You don’t have to ask the question, “Do I deserve the right to my own voice, my own feelings?”
The question is, “Do I have a right to them?” That’s the literal synonym to the word “deserve”. So ask yourself this, do you have the right to your own feelings?
We are born feeling, human beings. We are born with emotions. They are yours and now, you’re free. You don’t live at home. You don’t have to get approvals from parents or teachers or anyone in a power position.
So how can you begin?
Pema Chodron author of, Start Where You Are, talks about the idea of starting exactly where you are. What she means by that is – start with whatever emotion is really coming up with you and allow that emotion to exist. Breathe into the emotion and breathe out compassion to yourself and anyone in the world that may be experiencing that emotion. Because at any given moment someone is anxious, sad, frustrated, so breath out compassion to anyone who may be experiencing what you are in this moment.

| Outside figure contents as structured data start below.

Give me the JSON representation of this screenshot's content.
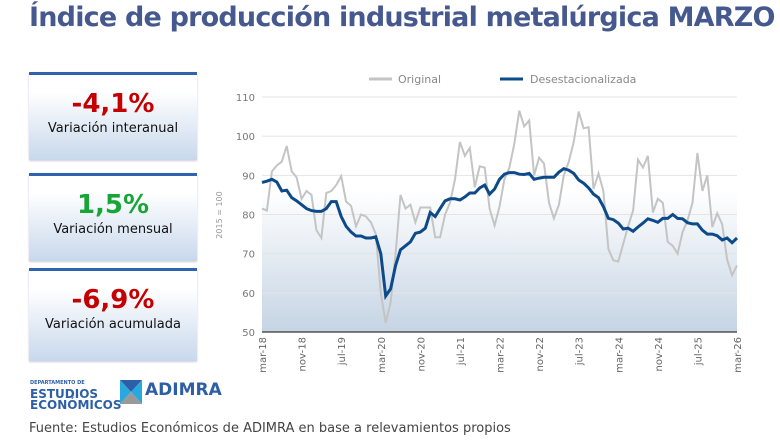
{
  "title": "Índice de producción industrial metalúrgica MARZO",
  "cards": [
    {
      "value": "-4,1%",
      "label": "Variación interanual",
      "color": "#c40000"
    },
    {
      "value": "1,5%",
      "label": "Variación mensual",
      "color": "#17a538"
    },
    {
      "value": "-6,9%",
      "label": "Variación acumulada",
      "color": "#c40000"
    }
  ],
  "logos": {
    "dept_small": "DEPARTAMENTO DE",
    "dept_line1": "ESTUDIOS",
    "dept_line2": "ECONÓMICOS",
    "adimra": "ADIMRA"
  },
  "source": "Fuente: Estudios Económicos de ADIMRA en base a relevamientos propios",
  "chart_data": {
    "type": "line",
    "ylabel": "2015 = 100",
    "ylim": [
      50,
      110
    ],
    "yticks": [
      50,
      60,
      70,
      80,
      90,
      100,
      110
    ],
    "grid": true,
    "legend_position": "top",
    "x_start": "mar-18",
    "x_end": "mar-26",
    "xticks": [
      "mar-18",
      "nov-18",
      "jul-19",
      "mar-20",
      "nov-20",
      "jul-21",
      "mar-22",
      "nov-22",
      "jul-23",
      "mar-24",
      "nov-24",
      "jul-25",
      "mar-26"
    ],
    "series": [
      {
        "name": "Original",
        "color": "#c4c4c4",
        "values": [
          81.5,
          81,
          91,
          92.5,
          93.5,
          97.5,
          91,
          89.5,
          84,
          86,
          85,
          76,
          74,
          85.5,
          86,
          87.5,
          89.8,
          83.3,
          82.2,
          77,
          80,
          79.5,
          78,
          75,
          60,
          52.3,
          57.5,
          70,
          85,
          81.5,
          82.5,
          78,
          81.8,
          81.8,
          81.8,
          74.2,
          74.2,
          80,
          83,
          89,
          98.5,
          95,
          97,
          87,
          92.3,
          92,
          81.5,
          77.2,
          82,
          89,
          92,
          98,
          106.5,
          102.5,
          104,
          90,
          94.5,
          93,
          83,
          79,
          82.5,
          90,
          93.5,
          98.5,
          106.3,
          102,
          102.3,
          86.5,
          90.5,
          86,
          71.2,
          68.3,
          68,
          72.5,
          77,
          81,
          94,
          92,
          95,
          80.5,
          84,
          83,
          73,
          72,
          70,
          75.5,
          78.5,
          83,
          95.7,
          86,
          90,
          76.8,
          80.3,
          77.5,
          68.5,
          64.5,
          67
        ]
      },
      {
        "name": "Desestacionalizada",
        "color": "#0d4a8a",
        "values": [
          88.2,
          88.5,
          89,
          88.3,
          86,
          86.2,
          84.3,
          83.5,
          82.5,
          81.5,
          81,
          80.8,
          80.8,
          81.5,
          83.3,
          83.3,
          79.5,
          77,
          75.5,
          74.5,
          74.5,
          74,
          74,
          74.3,
          70,
          59.2,
          61,
          67,
          71,
          72,
          73,
          75.2,
          75.5,
          76.5,
          80.5,
          79.5,
          81.5,
          83.5,
          84,
          84,
          83.7,
          84.5,
          85.5,
          85.5,
          86.8,
          87.5,
          85.2,
          86.5,
          89,
          90.3,
          90.7,
          90.7,
          90.3,
          90.2,
          90.5,
          89,
          89.3,
          89.5,
          89.5,
          89.5,
          90.8,
          91.7,
          91.3,
          90.5,
          88.8,
          88,
          86.8,
          85.2,
          84.3,
          82,
          79,
          78.7,
          77.8,
          76.3,
          76.5,
          75.7,
          76.8,
          77.8,
          78.9,
          78.5,
          78,
          79,
          79,
          80,
          79,
          78.9,
          77.9,
          77.6,
          77.6,
          76,
          75,
          75,
          74.6,
          73.5,
          74,
          72.8,
          74
        ]
      }
    ]
  }
}
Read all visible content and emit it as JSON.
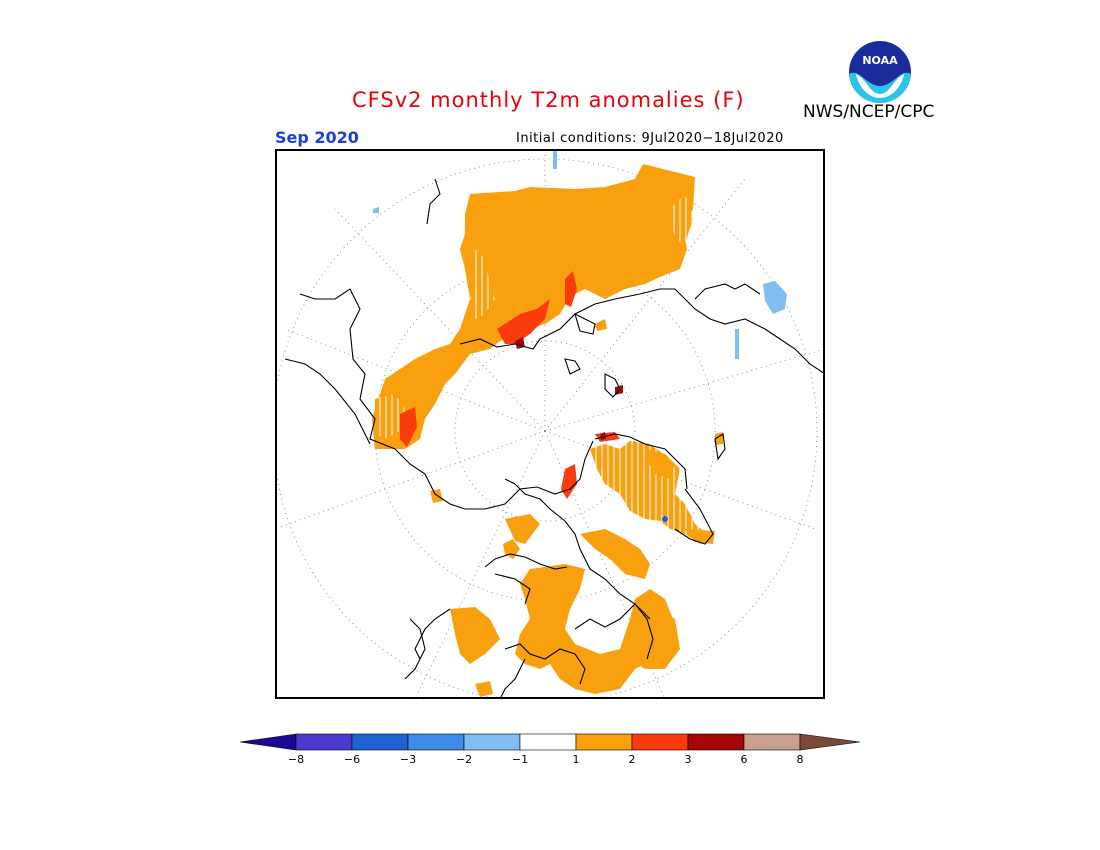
{
  "header": {
    "title": "CFSv2 monthly T2m anomalies (F)",
    "agency": "NWS/NCEP/CPC",
    "month": "Sep 2020",
    "initial_conditions": "Initial conditions: 9Jul2020−18Jul2020",
    "logo_text": "NOAA"
  },
  "map": {
    "projection": "north-polar-stereographic",
    "graticule": "dotted",
    "legend_entries": [
      {
        "range": "< -8",
        "color": "#1c0896"
      },
      {
        "range": "-8 to -6",
        "color": "#4a3ccf"
      },
      {
        "range": "-6 to -3",
        "color": "#1f63d2"
      },
      {
        "range": "-3 to -2",
        "color": "#3d8de6"
      },
      {
        "range": "-2 to -1",
        "color": "#82bdf2"
      },
      {
        "range": "-1 to 1",
        "color": "#ffffff"
      },
      {
        "range": "1 to 2",
        "color": "#f9a00f"
      },
      {
        "range": "2 to 3",
        "color": "#fa3b0c"
      },
      {
        "range": "3 to 6",
        "color": "#a50708"
      },
      {
        "range": "6 to 8",
        "color": "#c9a08c"
      },
      {
        "range": "> 8",
        "color": "#7a4a38"
      }
    ]
  },
  "colorbar": {
    "ticks": [
      "−8",
      "−6",
      "−3",
      "−2",
      "−1",
      "1",
      "2",
      "3",
      "6",
      "8"
    ],
    "colors": [
      "#1c0896",
      "#4a3ccf",
      "#1f63d2",
      "#3d8de6",
      "#82bdf2",
      "#ffffff",
      "#f9a00f",
      "#fa3b0c",
      "#a50708",
      "#c9a08c",
      "#7a4a38"
    ]
  }
}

Then allow the emotion to be in your body. Do not resist it. Do not push it away and most of all do not judge it. The emotion will move through you rather quickly if you don’t judge or resist or critique your right to have these emotions.
Everybody deserves their feelings. It’s not a question of deserve. It’s a question of how we’re built. We’re born having feelings, we have no choice. This is what we are, we are thinking and feeling beings.
So take today, see if you can notice your feelings. See if you can allow them to happen without judgment. Just breathe into them and when you hear yourself asking the question, “I shouldn’t. I don’t deserve. I need to get past it,” remind yourself that it’s your birthright. You’re here, you’re alive and your feelings matter. And if they don’t matter to the person to the left or to the right of you, just let them matter to you.